Tags: Catastrophe, Climate change, Global warming, Politicians, Risk
The Economist (August 27)
The U.S. economy is missing the usual drivers of an economic recovery, but it is equally missing the usual triggers of a recession. Whether the U.S. double dips or not will depend on the generally competent Fed, an unpredictable Congress and quite a bit on luck. In the end, there may be little difference between weak growth and a weak recession. “Although the absence of obvious imbalances or financial strains does not eliminate the risk of recession in America, it does militate against a long, deep downturn. Indeed, it may be hard for most people to distinguish a shallow recession from lacklustre growth.”
The Boston Globe (August 26)
Steve Jobs is stepping down from Apple. The Boston Globe believes his visionary leadership provides a model for U.S. companies. “As US companies confront competitors around the world, Jobs offers a useful lesson—a focus on short-term matters is much less important than a vision for the future and the confidence to bet big on it.”
Tags: Apple, Leadership, Steve Jobs, Vision
New York Times (August 25)
President Obama should push to see that underwater homeowners, whose home values are less than the balance of their loans, are able to refinance their mortgages at lower rates. There will be opposition, but “the public benefit from fewer defaults and foreclosures—along with the impact of more consumer spending—should trump any benefit derived from squeezing every last penny of interest from homeowners.”
Tags: Consumer spending, Economy, Homeowners, Mortgage, Obama, U.S.
Financial Times (August 22)
“It is premature to celebrate the end of the fighting while Colonel Gaddafi remains at large and diehard supporters of the regime continue to fight in Tripoli. But the outcome now seems clear…. the regime is – thankfully – finished.” While this is just the beginning, so far the rebels have performed in an encouraging manner. For example, “the Benghazi-based National Transitional Council has been largely successful in maintaining order in the towns and cities that it has liberated from Col Gaddafi.”

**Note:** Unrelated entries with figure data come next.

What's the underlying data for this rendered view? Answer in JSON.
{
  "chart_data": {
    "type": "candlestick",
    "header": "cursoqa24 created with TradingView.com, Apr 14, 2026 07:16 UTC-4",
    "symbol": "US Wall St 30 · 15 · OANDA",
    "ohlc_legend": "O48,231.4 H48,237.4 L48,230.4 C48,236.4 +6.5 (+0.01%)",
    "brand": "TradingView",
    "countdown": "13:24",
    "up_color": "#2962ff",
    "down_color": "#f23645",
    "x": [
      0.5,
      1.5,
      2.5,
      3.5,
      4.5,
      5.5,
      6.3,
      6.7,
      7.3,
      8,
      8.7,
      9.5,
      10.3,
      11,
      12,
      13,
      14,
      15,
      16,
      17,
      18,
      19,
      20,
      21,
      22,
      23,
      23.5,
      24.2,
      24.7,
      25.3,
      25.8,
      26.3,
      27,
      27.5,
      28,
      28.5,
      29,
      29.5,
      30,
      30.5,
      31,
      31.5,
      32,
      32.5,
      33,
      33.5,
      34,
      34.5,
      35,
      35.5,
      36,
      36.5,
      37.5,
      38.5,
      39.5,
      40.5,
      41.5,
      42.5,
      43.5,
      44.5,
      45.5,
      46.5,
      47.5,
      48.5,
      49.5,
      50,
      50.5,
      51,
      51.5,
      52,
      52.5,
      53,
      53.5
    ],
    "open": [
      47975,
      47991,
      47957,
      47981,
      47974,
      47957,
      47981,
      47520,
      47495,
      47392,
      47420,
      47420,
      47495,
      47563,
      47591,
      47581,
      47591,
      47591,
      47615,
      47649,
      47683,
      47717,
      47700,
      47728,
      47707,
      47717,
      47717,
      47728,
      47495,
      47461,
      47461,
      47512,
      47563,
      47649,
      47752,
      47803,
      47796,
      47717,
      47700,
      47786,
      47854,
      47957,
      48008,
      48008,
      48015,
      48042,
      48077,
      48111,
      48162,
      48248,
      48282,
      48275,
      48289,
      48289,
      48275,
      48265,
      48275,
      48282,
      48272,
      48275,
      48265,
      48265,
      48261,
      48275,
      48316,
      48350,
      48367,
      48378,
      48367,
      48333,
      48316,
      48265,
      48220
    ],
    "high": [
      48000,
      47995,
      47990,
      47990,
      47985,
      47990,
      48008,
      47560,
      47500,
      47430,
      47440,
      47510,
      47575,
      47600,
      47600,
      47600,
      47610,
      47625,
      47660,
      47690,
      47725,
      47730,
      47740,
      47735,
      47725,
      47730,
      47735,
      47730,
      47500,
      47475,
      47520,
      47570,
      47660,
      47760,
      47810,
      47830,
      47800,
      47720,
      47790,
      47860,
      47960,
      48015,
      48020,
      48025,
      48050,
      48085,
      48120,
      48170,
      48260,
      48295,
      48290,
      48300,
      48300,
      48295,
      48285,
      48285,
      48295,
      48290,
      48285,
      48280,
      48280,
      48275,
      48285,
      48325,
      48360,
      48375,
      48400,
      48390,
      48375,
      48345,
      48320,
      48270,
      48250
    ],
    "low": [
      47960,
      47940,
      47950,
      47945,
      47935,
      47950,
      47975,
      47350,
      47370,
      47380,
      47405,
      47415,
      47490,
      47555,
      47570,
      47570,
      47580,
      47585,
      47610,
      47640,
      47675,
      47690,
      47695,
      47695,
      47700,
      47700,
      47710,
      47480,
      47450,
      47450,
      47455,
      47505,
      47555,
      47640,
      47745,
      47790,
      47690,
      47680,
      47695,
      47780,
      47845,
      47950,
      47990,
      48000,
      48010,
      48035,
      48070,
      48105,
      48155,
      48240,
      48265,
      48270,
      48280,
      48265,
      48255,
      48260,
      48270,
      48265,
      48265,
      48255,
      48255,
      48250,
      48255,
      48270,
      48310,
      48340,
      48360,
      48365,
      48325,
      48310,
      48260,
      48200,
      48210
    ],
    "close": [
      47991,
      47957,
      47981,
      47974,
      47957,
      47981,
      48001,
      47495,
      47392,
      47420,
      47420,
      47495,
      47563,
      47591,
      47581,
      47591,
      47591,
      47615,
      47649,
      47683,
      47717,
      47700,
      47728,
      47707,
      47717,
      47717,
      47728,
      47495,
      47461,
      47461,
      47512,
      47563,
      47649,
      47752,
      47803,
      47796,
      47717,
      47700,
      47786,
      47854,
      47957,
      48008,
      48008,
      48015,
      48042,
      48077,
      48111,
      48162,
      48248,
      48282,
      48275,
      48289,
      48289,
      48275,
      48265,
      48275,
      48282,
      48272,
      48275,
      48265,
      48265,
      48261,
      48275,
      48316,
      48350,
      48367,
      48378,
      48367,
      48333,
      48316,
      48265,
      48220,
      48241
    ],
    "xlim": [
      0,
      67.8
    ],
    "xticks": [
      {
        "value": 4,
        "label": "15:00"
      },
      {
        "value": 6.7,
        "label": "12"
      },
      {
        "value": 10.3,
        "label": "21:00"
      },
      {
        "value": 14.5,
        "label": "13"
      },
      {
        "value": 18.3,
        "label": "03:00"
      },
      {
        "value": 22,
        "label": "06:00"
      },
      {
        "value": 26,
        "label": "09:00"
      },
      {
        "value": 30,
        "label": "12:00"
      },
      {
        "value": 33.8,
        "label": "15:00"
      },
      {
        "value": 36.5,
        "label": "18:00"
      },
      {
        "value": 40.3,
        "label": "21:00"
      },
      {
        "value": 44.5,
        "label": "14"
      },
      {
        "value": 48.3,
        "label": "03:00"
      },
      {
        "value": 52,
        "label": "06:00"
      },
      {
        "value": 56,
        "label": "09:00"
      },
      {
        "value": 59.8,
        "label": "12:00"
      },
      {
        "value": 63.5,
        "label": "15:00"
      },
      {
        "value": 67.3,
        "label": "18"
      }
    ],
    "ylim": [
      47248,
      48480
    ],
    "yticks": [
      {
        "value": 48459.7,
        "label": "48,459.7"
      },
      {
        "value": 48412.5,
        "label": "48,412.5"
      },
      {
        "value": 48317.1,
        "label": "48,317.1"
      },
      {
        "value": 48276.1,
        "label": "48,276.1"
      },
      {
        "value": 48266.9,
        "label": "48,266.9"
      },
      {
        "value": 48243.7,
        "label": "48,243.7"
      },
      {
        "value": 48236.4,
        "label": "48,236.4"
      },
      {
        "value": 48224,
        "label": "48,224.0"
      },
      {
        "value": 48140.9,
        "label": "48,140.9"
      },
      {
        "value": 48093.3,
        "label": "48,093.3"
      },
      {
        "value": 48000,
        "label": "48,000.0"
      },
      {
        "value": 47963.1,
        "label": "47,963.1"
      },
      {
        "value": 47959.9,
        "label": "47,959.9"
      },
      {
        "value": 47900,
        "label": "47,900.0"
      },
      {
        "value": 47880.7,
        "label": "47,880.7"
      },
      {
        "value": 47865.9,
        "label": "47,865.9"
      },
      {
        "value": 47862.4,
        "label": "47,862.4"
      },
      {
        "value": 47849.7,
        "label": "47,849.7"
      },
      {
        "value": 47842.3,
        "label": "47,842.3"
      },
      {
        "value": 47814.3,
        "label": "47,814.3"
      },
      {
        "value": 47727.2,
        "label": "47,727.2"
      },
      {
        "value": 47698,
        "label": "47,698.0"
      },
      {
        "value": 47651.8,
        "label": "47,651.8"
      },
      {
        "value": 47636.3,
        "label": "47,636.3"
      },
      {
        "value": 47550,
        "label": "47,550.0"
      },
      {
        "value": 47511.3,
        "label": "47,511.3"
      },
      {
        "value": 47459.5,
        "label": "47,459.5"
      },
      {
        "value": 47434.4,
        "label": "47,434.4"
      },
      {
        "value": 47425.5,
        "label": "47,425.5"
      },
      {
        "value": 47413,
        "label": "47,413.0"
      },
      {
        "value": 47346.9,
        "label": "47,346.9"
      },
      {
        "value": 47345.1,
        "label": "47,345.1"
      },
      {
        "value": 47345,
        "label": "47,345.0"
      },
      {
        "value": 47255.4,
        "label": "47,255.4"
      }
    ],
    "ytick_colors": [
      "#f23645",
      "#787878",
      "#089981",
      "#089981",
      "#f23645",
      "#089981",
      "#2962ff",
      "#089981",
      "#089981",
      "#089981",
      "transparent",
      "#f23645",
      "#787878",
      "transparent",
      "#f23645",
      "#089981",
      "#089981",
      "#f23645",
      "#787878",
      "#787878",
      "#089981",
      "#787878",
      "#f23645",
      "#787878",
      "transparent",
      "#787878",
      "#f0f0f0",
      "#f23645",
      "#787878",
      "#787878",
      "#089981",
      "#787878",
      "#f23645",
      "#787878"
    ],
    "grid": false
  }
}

Tags: Gaddafi, Libya, Rebels, Regime change
BBC (August 20)
Global warming is directly impacting many species. “Animals and plants are shifting their natural home ranges towards the cooler poles three times faster than scientists previously thought.” The study of 2,000 species found that “on average organisms are shifting their home ranges at a rate of 17km per decade away from the equator.” In addition, it appears the quest for suitable temperatures is driving some species upward to higher elevations.
Tags: Climate change, Global warming, Species, Temperature
The Economist (August 20)
Europe’s leaders and, in particular, Angela Merkel correctly sense the lack of domestic support needed to fix the euro zone crisis. What they overlook is the need to cultivate this support. Half-measures will not work and a euro zone collapse would be damaging. “The current rescue plan for the euro is just not working. The markets continue to price in default…. A year ago it was said that the euro zone could take care of two or three small countries but that Spain was too big to fail. Today, with Italy and even France looming into the picture, the very survival of the euro is coming into question.”
Fortune (August 19)
As for the European debt crisis, you can “expect more trouble.” Leaders have failed to provide “action that’s a step ahead of the markets…. Time has been wasted defending the indefensible before giving in to the inevitable…. Solutions that might have worked a few months earlier become insufficient as the contagion hits more countries.” All of this means the problems keep growing and “a wider, more expensive response is required.”